That sounds like no one really tried. Like, sure, you’ll get bullshit occasionally, but in the code you know exactly what the NPC is doing, so crafting a prompt based on that is not really that hard and will work most of the time, especially for the simple NPCs.
Comment on Modder injects AI dialogue into 2002’s Animal Crossing using memory hack
jacksilver@lemmy.world 2 days ago
The biggest issue I have with all of these is that the dialogue is never connected to the actual actions of the npcs.
Its easy to have an npc say something, but tying it to gameplay mechanics isn’t. So we end up with people asking for this in new games, but all you get is conversations disconnected from the gameplay. I’m sure there is someway to make it feel more “right”, but we’re a farcry away from making true open world games like this.
rikudou@lemmings.world 2 days ago
jacksilver@lemmy.world 2 days ago
It’s not that the dialogue doesn’t sound right, it’s that the dialogue is disconnected from the game.
A great example was someone did this with Skyrim a while back. In the dialogue they convinced the NPC to join their party. But there isn’t any code logic to allow that, so the NPC is talking like they joined the person’s party, but the gameplay itself doesn’t support it.
Now for animal crossing you could make it work a bit easier cause the character can’t directly interact with the NPCs, but then again it also makes the endless dialogue less impactful.

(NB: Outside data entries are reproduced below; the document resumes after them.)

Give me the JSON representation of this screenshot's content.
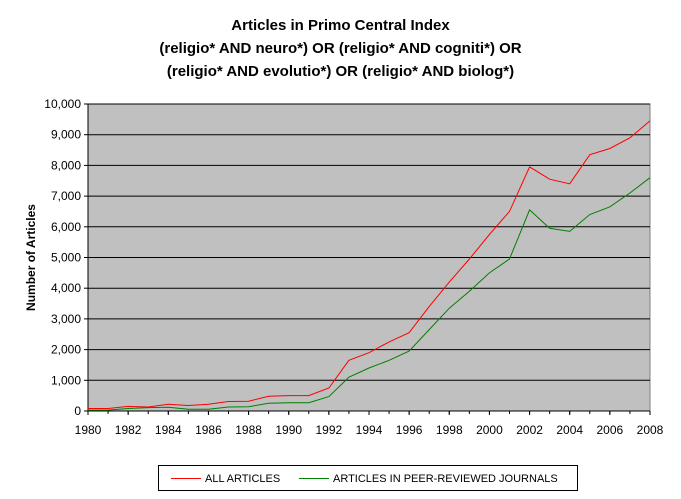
{
  "chart_data": {
    "type": "line",
    "title": "Articles in Primo Central Index",
    "subtitle": [
      "(religio* AND neuro*) OR (religio* AND cogniti*) OR",
      "(religio* AND evolutio*) OR (religio* AND biolog*)"
    ],
    "xlabel": "",
    "ylabel": "Number of Articles",
    "xlim": [
      1980,
      2008
    ],
    "ylim": [
      0,
      10000
    ],
    "x_ticks": [
      1980,
      1982,
      1984,
      1986,
      1988,
      1990,
      1992,
      1994,
      1996,
      1998,
      2000,
      2002,
      2004,
      2006,
      2008
    ],
    "x_tick_labels": [
      "1980",
      "1982",
      "1984",
      "1986",
      "1988",
      "1990",
      "1992",
      "1994",
      "1996",
      "1998",
      "2000",
      "2002",
      "2004",
      "2006",
      "2008"
    ],
    "y_ticks": [
      0,
      1000,
      2000,
      3000,
      4000,
      5000,
      6000,
      7000,
      8000,
      9000,
      10000
    ],
    "y_tick_labels": [
      "0",
      "1,000",
      "2,000",
      "3,000",
      "4,000",
      "5,000",
      "6,000",
      "7,000",
      "8,000",
      "9,000",
      "10,000"
    ],
    "grid": true,
    "legend_position": "bottom",
    "plot_background": "#c0c0c0",
    "x": [
      1980,
      1981,
      1982,
      1983,
      1984,
      1985,
      1986,
      1987,
      1988,
      1989,
      1990,
      1991,
      1992,
      1993,
      1994,
      1995,
      1996,
      1997,
      1998,
      1999,
      2000,
      2001,
      2002,
      2003,
      2004,
      2005,
      2006,
      2007,
      2008
    ],
    "series": [
      {
        "name": "ALL ARTICLES",
        "color": "#ff0000",
        "values": [
          80,
          80,
          150,
          130,
          220,
          180,
          220,
          310,
          320,
          480,
          500,
          500,
          750,
          1650,
          1900,
          2250,
          2550,
          3400,
          4200,
          4950,
          5750,
          6500,
          7950,
          7550,
          7400,
          8350,
          8550,
          8900,
          9450
        ]
      },
      {
        "name": "ARTICLES IN PEER-REVIEWED JOURNALS",
        "color": "#008000",
        "values": [
          30,
          30,
          80,
          110,
          120,
          60,
          60,
          130,
          140,
          250,
          270,
          270,
          470,
          1100,
          1400,
          1650,
          1950,
          2650,
          3350,
          3900,
          4500,
          4950,
          6550,
          5950,
          5850,
          6400,
          6650,
          7100,
          7600
        ]
      }
    ]
  }
}
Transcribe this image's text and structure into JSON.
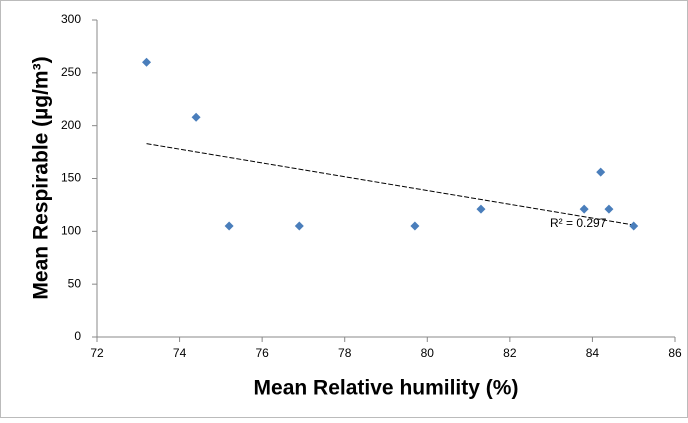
{
  "chart_data": {
    "type": "scatter",
    "x_label": "Mean Relative humility (%)",
    "y_label": "Mean Respirable (µg/m³)",
    "series": [
      {
        "name": "Mean Respirable",
        "color": "#4a7ebb",
        "x": [
          73.2,
          74.4,
          75.2,
          76.9,
          79.7,
          81.3,
          83.8,
          84.2,
          84.4,
          85.0
        ],
        "values": [
          260,
          208,
          105,
          105,
          105,
          121,
          121,
          156,
          121,
          105
        ]
      }
    ],
    "trendline": {
      "x": [
        73.2,
        85.0
      ],
      "values": [
        183,
        106
      ],
      "color": "#000000"
    },
    "annotation": "R² = 0.297",
    "xlim": [
      72,
      86
    ],
    "xticks": [
      72,
      74,
      76,
      78,
      80,
      82,
      84,
      86
    ],
    "ylim": [
      0,
      300
    ],
    "yticks": [
      0,
      50,
      100,
      150,
      200,
      250,
      300
    ],
    "grid": false
  }
}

Stovetop@lemmy.world 1 day ago
A great example was someone did this with Skyrim a while back. In the dialogue they convinced the NPC to join their party. But there isn’t any code logic to allow that, so the NPC is talking like they joined the person’s party, but the gameplay itself doesn’t support it.
That’s the exact type of scenario I was thinking as well. I had seen another video for Skyrim with AI dialog where they used it to haggle with a merchant who agreed to drop the price of an item in the shop. But an item’s gold value is baked into the game itself. An NPC can say they’ll lower the price, but it will still cost the exact same (barring the normal modifiers based on skills/quest completion/disposition/etc.)
jacksilver@lemmy.world 1 day ago
That’s another great example.
The concept is really cool, and I hope to see some more interesting attempts to incorporate more of that adaptive kind of dialogue and gameplay, but its not going to be easy to figure out how to make it work.
Sunsofold@lemmings.world 6 hours ago
That’s essentially the thing that makes LLMs as unreliable as they are in everything else; they run on probabilities that have no anchor in reality. The game is just another contained reality to which the model has no direct connection.